Author and former Vietnamese refugee Le Ly Hayslip spoke to students Monday about her challenging upbringing and how it has shaped who she is as a person.
The San Diego resident, whose life was inspiration for the 1993 Oliver Stone film “Heaven & Earth,” shared her story with students who will take part in the upcoming HW Go! trip to Vietnam, as well as to a government class and two journalism classes.
Hayslip, who grew up in a tight-knit Vietnamese village, was forced to flee her village and move to Saigon at age 14 during the Vietnam War. She had endured torture, rape, moved the United States in her early twenties and suffered two tragic marriages.
Even so, she managed to stay positive.
“Hardships are only temporary,” she said. “Being a good, honest citizen will get you through,” she said.
She said she never thought she would be able to return to her home country, and when she finally did, it was upsetting.
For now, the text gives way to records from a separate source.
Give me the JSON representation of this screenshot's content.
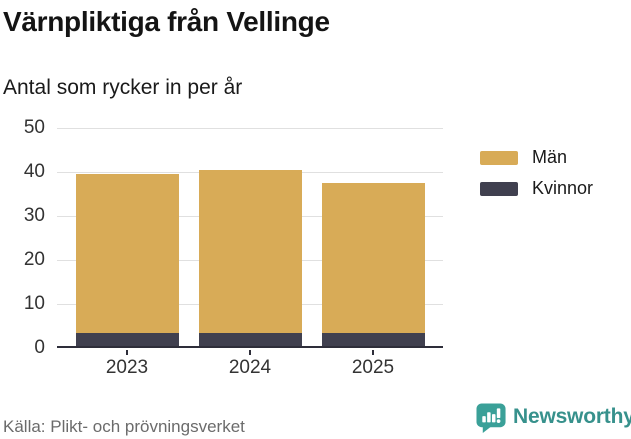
{
  "header": {
    "title": "Värnpliktiga från Vellinge",
    "subtitle": "Antal som rycker in per år"
  },
  "chart_data": {
    "type": "bar",
    "stacked": true,
    "title": "Värnpliktiga från Vellinge",
    "subtitle": "Antal som rycker in per år",
    "categories": [
      "2023",
      "2024",
      "2025"
    ],
    "series": [
      {
        "name": "Män",
        "color": "#d8ab57",
        "values": [
          36,
          37,
          34
        ]
      },
      {
        "name": "Kvinnor",
        "color": "#40404f",
        "values": [
          3,
          3,
          3
        ]
      }
    ],
    "stack_totals": [
      39,
      40,
      37
    ],
    "ylim": [
      0,
      50
    ],
    "yticks": [
      0,
      10,
      20,
      30,
      40,
      50
    ],
    "xlabel": "",
    "ylabel": "",
    "grid": "horizontal",
    "legend_position": "right",
    "gridline_color": "#e0e0e0",
    "axis_color": "#2e2e3a",
    "tick_label_color": "#333333"
  },
  "footer": {
    "source": "Källa: Plikt- och prövningsverket",
    "brand_name": "Newsworthy",
    "brand_color": "#37918c",
    "brand_icon": "newsworthy-speech-bubble-bar-chart-icon",
    "brand_icon_color": "#3aa098"
  }
}
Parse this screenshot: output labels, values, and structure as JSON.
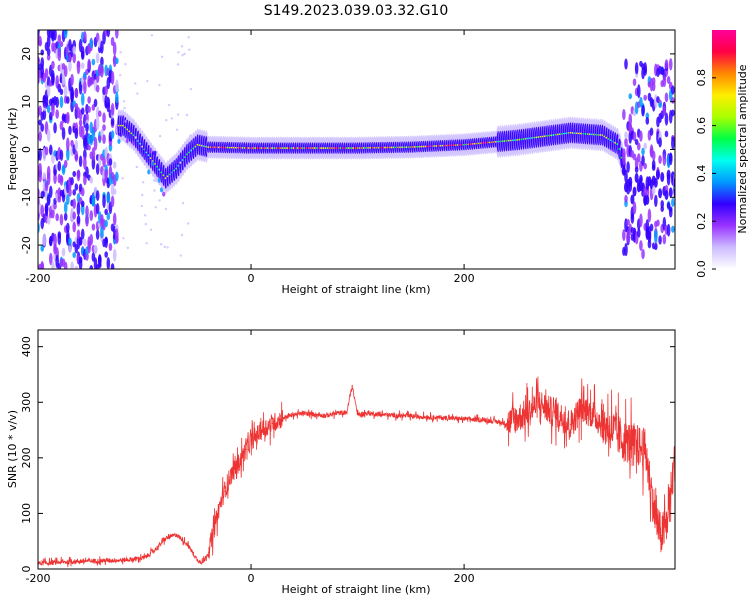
{
  "title": "S149.2023.039.03.32.G10",
  "colors": {
    "snr_line": "#ee3333",
    "frame": "#000000"
  },
  "chart_data": [
    {
      "type": "heatmap",
      "xlabel": "Height of straight line (km)",
      "ylabel": "Frequency (Hz)",
      "xlim": [
        -200,
        398
      ],
      "ylim": [
        -25,
        25
      ],
      "x_ticks": [
        -200,
        0,
        200
      ],
      "y_ticks": [
        20,
        10,
        0,
        -10,
        -20
      ],
      "x_tick_labels": [
        "-200",
        "0",
        "200"
      ],
      "y_tick_labels": [
        "20",
        "10",
        "0",
        "-10",
        "-20"
      ],
      "colorbar": {
        "label": "Normalized spectral amplitude",
        "range": [
          0,
          1
        ],
        "ticks": [
          0.0,
          0.2,
          0.4,
          0.6,
          0.8
        ],
        "tick_labels": [
          "0.0",
          "0.2",
          "0.4",
          "0.6",
          "0.8"
        ],
        "colormap": [
          "#ffffff",
          "#ccbbff",
          "#9933ff",
          "#3300ff",
          "#0099ff",
          "#00ffee",
          "#00ff44",
          "#aaff00",
          "#ffee00",
          "#ff8800",
          "#ff0044",
          "#ff0099"
        ]
      },
      "ridge": [
        [
          -120,
          5
        ],
        [
          -110,
          3
        ],
        [
          -100,
          0
        ],
        [
          -90,
          -3
        ],
        [
          -80,
          -6
        ],
        [
          -70,
          -4
        ],
        [
          -60,
          -1
        ],
        [
          -50,
          1
        ],
        [
          -40,
          0.5
        ],
        [
          0,
          0.3
        ],
        [
          50,
          0.3
        ],
        [
          100,
          0.3
        ],
        [
          150,
          0.5
        ],
        [
          200,
          1
        ],
        [
          250,
          2
        ],
        [
          300,
          3.5
        ],
        [
          330,
          3
        ],
        [
          345,
          1
        ],
        [
          355,
          -8
        ]
      ],
      "grid": false,
      "legend": "none"
    },
    {
      "type": "line",
      "xlabel": "Height of straight line (km)",
      "ylabel": "SNR (10 * v/v)",
      "xlim": [
        -200,
        398
      ],
      "ylim": [
        0,
        430
      ],
      "x_ticks": [
        -200,
        0,
        200
      ],
      "y_ticks": [
        0,
        100,
        200,
        300,
        400
      ],
      "x_tick_labels": [
        "-200",
        "0",
        "200"
      ],
      "y_tick_labels": [
        "0",
        "100",
        "200",
        "300",
        "400"
      ],
      "series": [
        {
          "x": [
            -200,
            -180,
            -160,
            -140,
            -120,
            -100,
            -90,
            -80,
            -70,
            -60,
            -50,
            -45,
            -40,
            -35,
            -30,
            -25,
            -20,
            -15,
            -10,
            -5,
            0,
            10,
            20,
            30,
            40,
            50,
            60,
            70,
            80,
            90,
            95,
            100,
            110,
            120,
            140,
            160,
            180,
            200,
            220,
            240,
            250,
            260,
            270,
            280,
            290,
            300,
            310,
            320,
            330,
            340,
            345,
            350,
            360,
            370,
            375,
            380,
            385,
            390,
            395,
            398
          ],
          "y": [
            10,
            12,
            14,
            15,
            16,
            20,
            35,
            55,
            62,
            45,
            15,
            12,
            30,
            70,
            110,
            140,
            165,
            180,
            195,
            215,
            230,
            250,
            262,
            272,
            278,
            280,
            278,
            276,
            280,
            282,
            330,
            278,
            280,
            278,
            276,
            274,
            272,
            270,
            268,
            262,
            272,
            280,
            300,
            285,
            275,
            260,
            290,
            280,
            260,
            250,
            240,
            230,
            225,
            215,
            150,
            90,
            60,
            80,
            150,
            200
          ]
        }
      ],
      "grid": false,
      "legend": "none"
    }
  ]
}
“When I [went back to] Vietnam, I was shocked. The poverty, the poorness. With the embargoes by the United States government, the U.S. [brought] Vietnam way down in the bottom,” Hayslip said.
Inspired to help, she wrote a memoir and founded two non-profit organizations dedicated to bettering the education, health-care, and sanitary practices for impoverished people in Asia.
In the journalism classes, Hayslip addressed the current refugee crisis and what students can do to help. Although Europe has been getting most of the news coverage about the crisis, recently President Obama agreed to allow 10,000 Syrian refugees into the U.S. by 2016. About 70,000 refugees are permitted to enter the country each year.
Speaking from her personal experience as a refugee, she told students to “accept the refugees; open your arms and give them a lot of love” to help them integrate into society.
“You don’t know how you feel until you live through it. You don’t know how you can help because you’re so helpless,” Hayslip said. “I feel it’s very unjust for them, because they have homes, just like me, we had a village, we had a house, we had a land, and we had our ancestor’s graveyard, and we had our churches and temples and schools and classrooms. Overnight, we become refugees. Why? Who has the right to put us in that situation? Who has the right to bomb their houses? Who has the right to kill their fathers and take away their rice and food?”
Hayslip also encouraged students to focus on helping others, as she has done for much of her life, rather than focus on just themselves.
“Many people say to help yourself first; rather, I believe you should focus on helping others. Everything you do for others will succeed,” she said.
Even so, she encouraged students to pursue their interests, too, since unlike her, students at Harvard-Westlake have been given a strong foundation on which to grow.
“I came from a poor background, but I made it. You guys come from good backgrounds, and if I can do it, you can,” she said.